UNITED STATES
SECURITIES AND EXCHANGE COMMISSION
WASHINGTON, DC 20549
____________________
FORM 8-A
FOR REGISTRATION OF CERTAIN CLASSES OF SECURITIES
PURSUANT TO SECTION 12(b) OR 12(g) OF THE
SECURITIES EXCHANGE ACT OF 1934
FROZEN FOOD GIFT GROUP, INC.
(Exact Name of Registrant as Specified in its Charter)
Delaware | | 27-1668227 |
(State of incorporation or organization) | | (I.R.S. Employer Identification No.) |
| |
7504 Girard Avenue, Suite 1705 La Jolla, CA 92037 | | 92037 |
(Address of principal executive offices) | | (Zip Code) |
Securities to be registered pursuant to Section 12(b) of the Act:
| | |
Title of each class to be so registered | | Name of each exchange on which each class is to be registered |
Common Stock, $0.00001 par value | | Over the Counter Bulletin Board Mkt |
| | |
If this form relates to the registration of a class of securities pursuant to Section 12(b) of the Exchange Act and is effective pursuant to General Instruction A(c), please check the following box. | | If this form relates to the registration of a class of securities pursuant to Section 12(g) of the Exchange Act and is effective pursuant to General Instruction A(d), please check the following box. |
| | x |
Securities Act registration file number to which this form relates: File No. . 333-165406
Securities to be registered pursuant to Section 12(g) of the Act: None
Item 1. Description of Registrant’s Securities to be Registered.
The description of our Common Stock: Our Articles of Incorporation authorize the issuance of 20,000,000,000 shares of common stock, $0.00001 par value per share. As of December 31, 2011, there were 112,456,666 outstanding shares of common stock. We are not authorized to issue shares of preferred stock and to date we have not issued any shares of preferred stock. Set forth below is a description of certain provisions relating to our capital stock.

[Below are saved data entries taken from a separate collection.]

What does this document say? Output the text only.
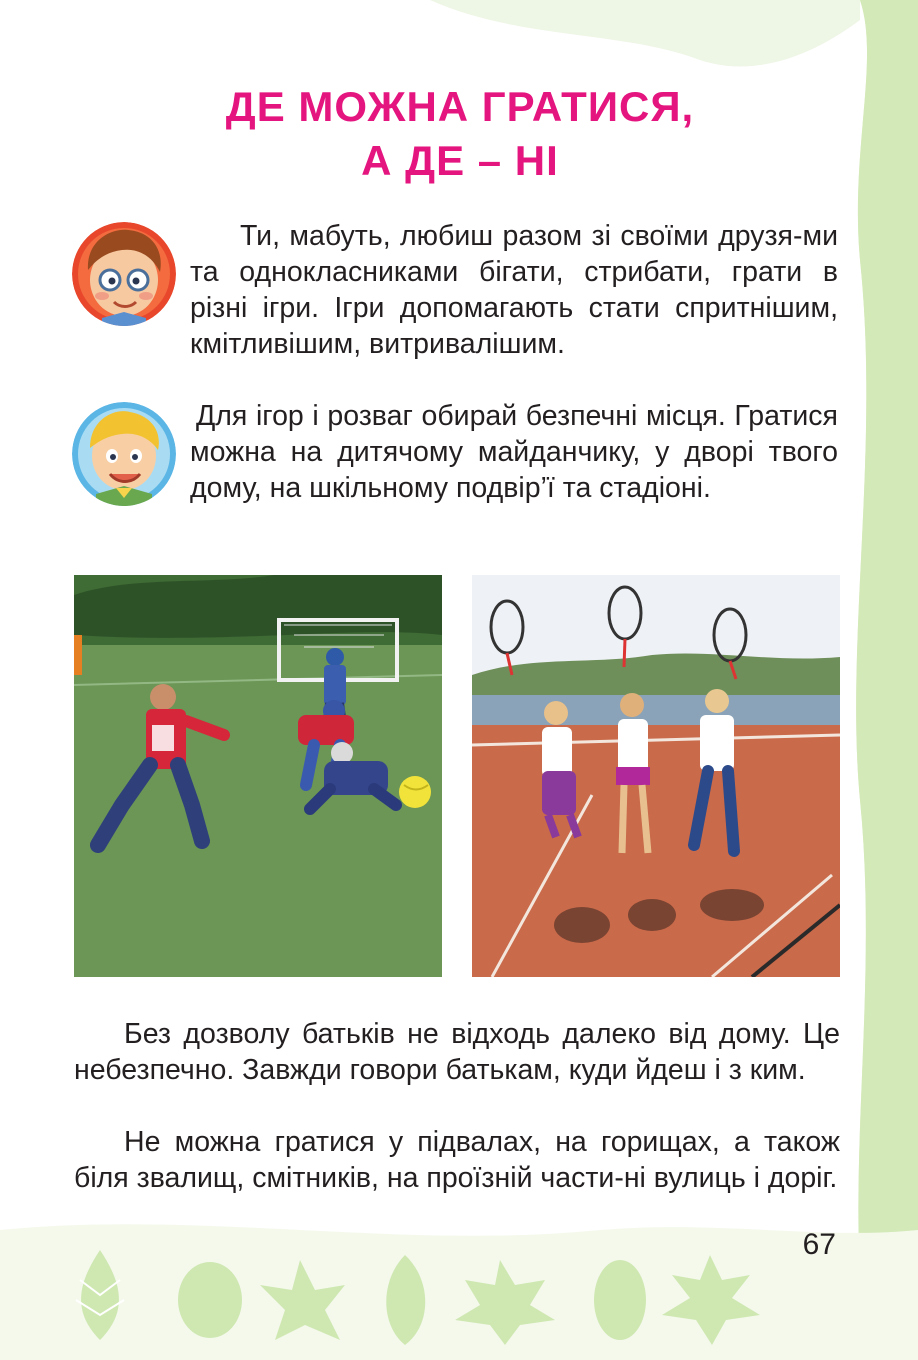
ДЕ МОЖНА ГРАТИСЯ,
А ДЕ – НІ

Ти, мабуть, любиш разом зі своїми друзя-ми та однокласниками бігати, стрибати, грати в різні ігри. Ігри допомагають стати спритнішим, кмітливішим, витривалішим.

Для ігор і розваг обирай безпечні місця. Гратися можна на дитячому майданчику, у дворі твого дому, на шкільному подвір’ї та стадіоні.

Без дозволу батьків не відходь далеко від дому. Це небезпечно. Завжди говори батькам, куди йдеш і з ким.

Не можна гратися у підвалах, на горищах, а також біля звалищ, смітників, на проїзній части-ні вулиць і доріг.

67
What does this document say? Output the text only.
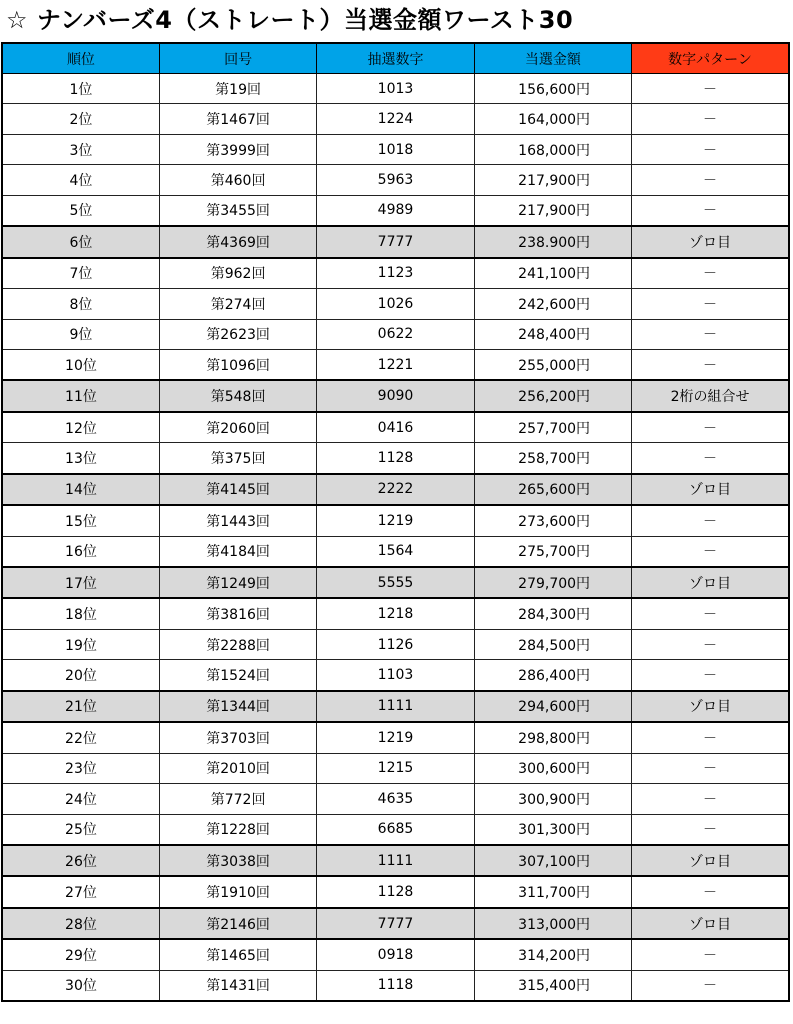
☆ ナンバーズ4（ストレート）当選金額ワースト30
順位	回号	抽選数字	当選金額	数字パターン
1位	第19回	1013	156,600円	－
2位	第1467回	1224	164,000円	－
3位	第3999回	1018	168,000円	－
4位	第460回	5963	217,900円	－
5位	第3455回	4989	217,900円	－
6位	第4369回	7777	238.900円	ゾロ目
7位	第962回	1123	241,100円	－
8位	第274回	1026	242,600円	－
9位	第2623回	0622	248,400円	－
10位	第1096回	1221	255,000円	－
11位	第548回	9090	256,200円	2桁の組合せ
12位	第2060回	0416	257,700円	－
13位	第375回	1128	258,700円	－
14位	第4145回	2222	265,600円	ゾロ目
15位	第1443回	1219	273,600円	－
16位	第4184回	1564	275,700円	－
17位	第1249回	5555	279,700円	ゾロ目
18位	第3816回	1218	284,300円	－
19位	第2288回	1126	284,500円	－
20位	第1524回	1103	286,400円	－
21位	第1344回	1111	294,600円	ゾロ目
22位	第3703回	1219	298,800円	－
23位	第2010回	1215	300,600円	－
24位	第772回	4635	300,900円	－
25位	第1228回	6685	301,300円	－
26位	第3038回	1111	307,100円	ゾロ目
27位	第1910回	1128	311,700円	－
28位	第2146回	7777	313,000円	ゾロ目
29位	第1465回	0918	314,200円	－
30位	第1431回	1118	315,400円	－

Each outstanding share of common stock has one vote on all matters requiring a vote of the stockholders. There is no right to cumulative voting; thus, the holder of fifty percent or more of the shares outstanding can, if they choose to do so, elect all of the directors. In the event of a voluntary or involuntary liquidation, all stockholders are entitled to a pro rata distribution after payment of liabilities and after provision has been made for each class of stock, if any, having preference over the common stock. The holders of the common stock have no preemptive rights with respect to future offerings of shares of common stock. Holders of common stock are entitled to dividends if, as and when declared by the Board out of the funds legally available therefore. It is our present intention to retain earnings, if any, for use in its business. The payment of dividends on the common stock is, therefore, unlikely in the foreseeable future.
The description of the Common Stock, par value $0.00001 per share (the “ Stock”), of Frozen Food Gift Group, Inc. (the “Registrant”), is incorporated by reference to the information set forth under the caption “Description of Securities to be Registered – Common Stock” in the prospectus supplement dated July 5, 2011, and filed pursuant to Rule 424(b)(5) under the Securities Act of 1933, as amended, in the form in which it was filed on July 7, 2011, with the Securities and Exchange Commission
Item 2. Exhibits.
Pursuant to the Instructions as to exhibits for registration statements on Form 8-A, the documents listed below are filed as exhibits to this Registration Statement:
3.0 | | Articles of Incorporation | | *S-1 | | 3/11/10 | | 3.0 | |
3.1 | | Amendment to Articles of Incorporation | | *S-1 | | 3/11/10 | | 3.1 | |
3.2 | | Bylaws | | *S-1 | | 3/11/10 | | 3.2 | |
* Incorporated by reference to Exhibits to Form S-1 Registration filed and declared effective on August 12, 2011.
SIGNATURE
Pursuant to the requirements of Section 12 of the Securities Exchange Act of 1934, as amended, the Registrant has duly caused this registration statement to be signed on its behalf by the undersigned, thereunto duly authorized.
| FROZEN FOOD GIFT GROUP, INC. | |
| | | |
| By: | /s/ Jonathan F. Irwin | |
| | Jonathan F. Irwin | |
| | Chief Executive Officer, Principle Executive Officer, Principal Financial Officer and Principal Accounting Officer the Board of Directors | |
| | | |
EXHIBIT INDEX
Exhibit Number | | Description | | | | | | | |
| | | | | | | | | |
3.0 | | Articles of Incorporation | | *S-1 | | 3/11/10 | | 3.0 | |
3.1 | | Amendment to Articles of Incorporation | | *S-1 | | 3/11/10 | | 3.1 | |
3.2 | | Bylaws | | *S-1 | | 3/11/10 | | 3.2 | |
* Incorporated by reference to Exhibits to Form S-1 Registration filed and declared effective on August 12, 2011.